Weakening demand, particularly in Asia's financially troubled "tiger" economies, has spurred this year's 40 percent oil price slide.
But the Paris-based agency's report said the latest demand weakness was not just in Asia but was spread across many of the member nations of the Organisation for Economic Co-operation and Development.
The IEA retained a projection that world oil demand next year would grow by an estimated 1.4 million bpd or 1.9 per cent.
But it said global demand growth in September was a meagre 0.4 per cent and in October demand fell a startling 2.3per cent below that of a year earlier.
Global demand in the fourth quarter was projected to be flat at 75.7 million barrels per day (bpd), a downward revision of 650,000 bpd.
To make matters worse, world oil production rose by 800,000 bpd to 75.01 million bpd in November, IEA figures showed. And output from the Organisation of the Petroleum Exporting Countries rose to 27.34 million bpd. This represented 81 per cent compliance with targeted cutbacks, excluding Iraq which is not participating in supply restraint.

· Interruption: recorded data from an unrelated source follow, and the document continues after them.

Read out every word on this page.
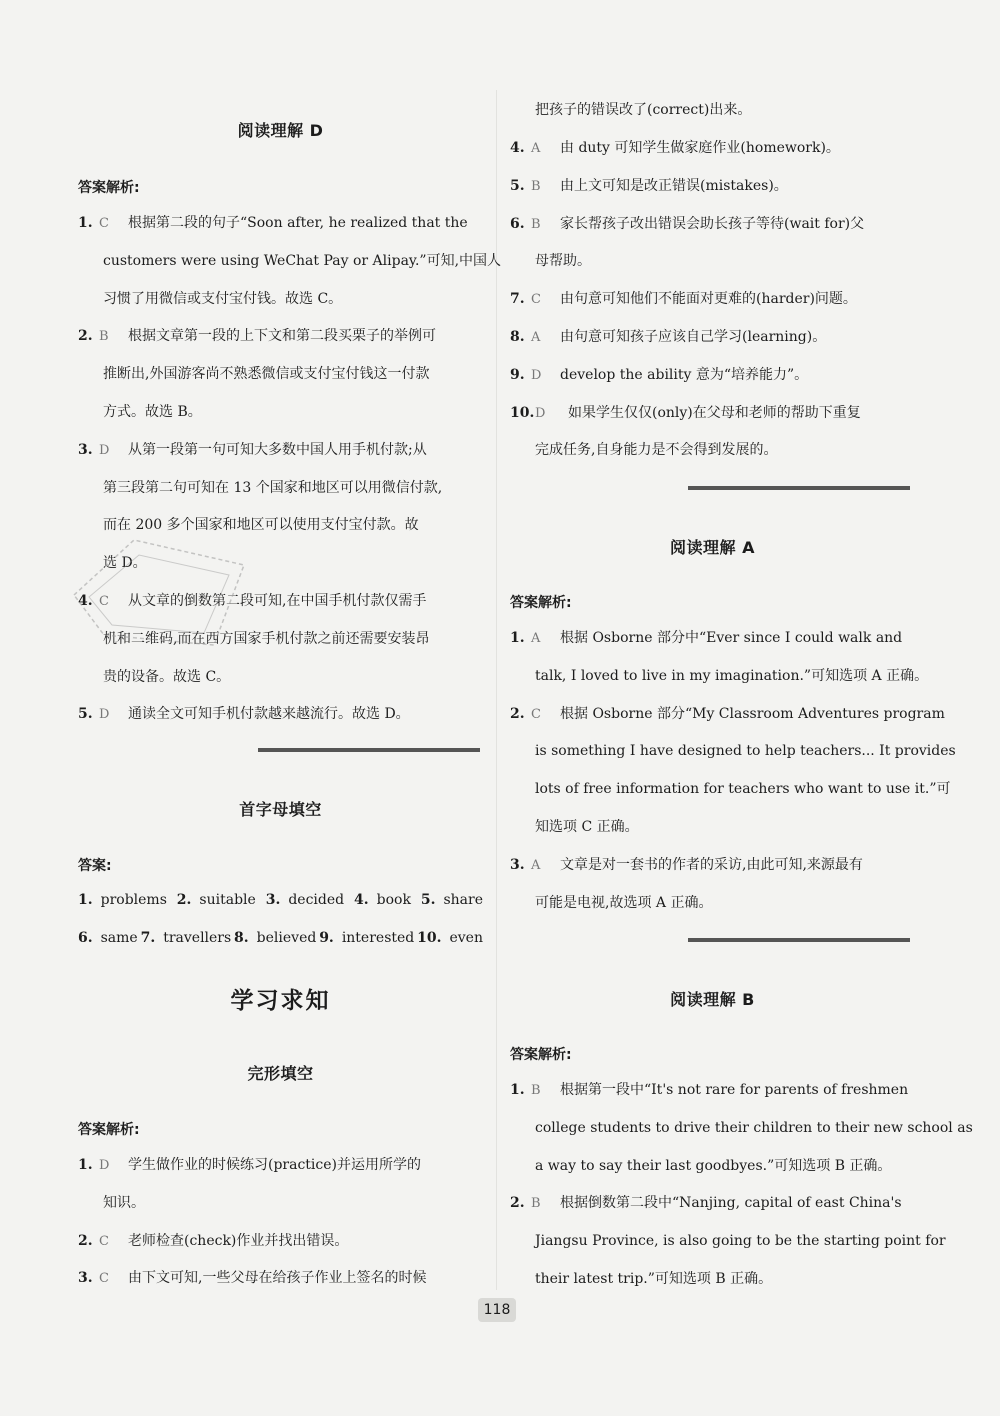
阅读理解 D
答案解析:
1. C 根据第二段的句子“Soon after, he realized that the
customers were using WeChat Pay or Alipay.”可知,中国人
习惯了用微信或支付宝付钱。故选 C。
2. B 根据文章第一段的上下文和第二段买栗子的举例可
推断出,外国游客尚不熟悉微信或支付宝付钱这一付款
方式。故选 B。
3. D 从第一段第一句可知大多数中国人用手机付款;从
第三段第二句可知在 13 个国家和地区可以用微信付款,
而在 200 多个国家和地区可以使用支付宝付款。故
选 D。
4. C 从文章的倒数第二段可知,在中国手机付款仅需手
机和二维码,而在西方国家手机付款之前还需要安装昂
贵的设备。故选 C。
5. D 通读全文可知手机付款越来越流行。故选 D。
首字母填空
答案:
1. problems 2. suitable 3. decided 4. book 5. share
6. same 7. travellers 8. believed 9. interested 10. even
学习求知
完形填空
答案解析:
1. D 学生做作业的时候练习(practice)并运用所学的
知识。
2. C 老师检查(check)作业并找出错误。
3. C 由下文可知,一些父母在给孩子作业上签名的时候
把孩子的错误改了(correct)出来。
4. A 由 duty 可知学生做家庭作业(homework)。
5. B 由上文可知是改正错误(mistakes)。
6. B 家长帮孩子改出错误会助长孩子等待(wait for)父
母帮助。
7. C 由句意可知他们不能面对更难的(harder)问题。
8. A 由句意可知孩子应该自己学习(learning)。
9. D develop the ability 意为“培养能力”。
10. D 如果学生仅仅(only)在父母和老师的帮助下重复
完成任务,自身能力是不会得到发展的。
阅读理解 A
答案解析:
1. A 根据 Osborne 部分中“Ever since I could walk and
talk, I loved to live in my imagination.”可知选项 A 正确。
2. C 根据 Osborne 部分“My Classroom Adventures program
is something I have designed to help teachers... It provides
lots of free information for teachers who want to use it.”可
知选项 C 正确。
3. A 文章是对一套书的作者的采访,由此可知,来源最有
可能是电视,故选项 A 正确。
阅读理解 B
答案解析:
1. B 根据第一段中“It's not rare for parents of freshmen
college students to drive their children to their new school as
a way to say their last goodbyes.”可知选项 B 正确。
2. B 根据倒数第二段中“Nanjing, capital of east China's
Jiangsu Province, is also going to be the starting point for
their latest trip.”可知选项 B 正确。
118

Oil exports from the territories of the former Soviet Union remained high in November averaging 3.16 million bpd. It said Russian refiners and exporters had continued to take advantage of the rouble devaluation.
Stock levels remained high compared to last year and even higher compared to October 1996 levels, it said. Stocks in OECD member countries fell by only 90,000 barrels per day in October due to warm weather in all OECD regions.
One Prime determinant of demand, lower prices, wouldnormally have been expected to stimulate demand but they had had failed to do some because of huge stocks, warm weather and slow economic growth.
But the IEA said potential bullish factors should not be forgotten, including the possibility of a cold winter, Iraqi supply disruptions and slowing Russia exports.
"A combined loss of as much as one to two millilon bpd, on top of the one million bpd seasonal stockdraw, could quickly change the mood of the market," it said.
"The underlying supply-demand conditions obviously are weak. But the factors that caused and sustained the price collapse are dissipating."
A recent European cold snap was a reminder of what winter can be like, non-Iraqi Opec output was almost two million bpd lower than at the start of the year and while Asian demand is was not getting better, it was not getting any worse.
"What has not gotten much better is the stubbornly high level of oil inventories, both within OECD countries and elsewhere," it said.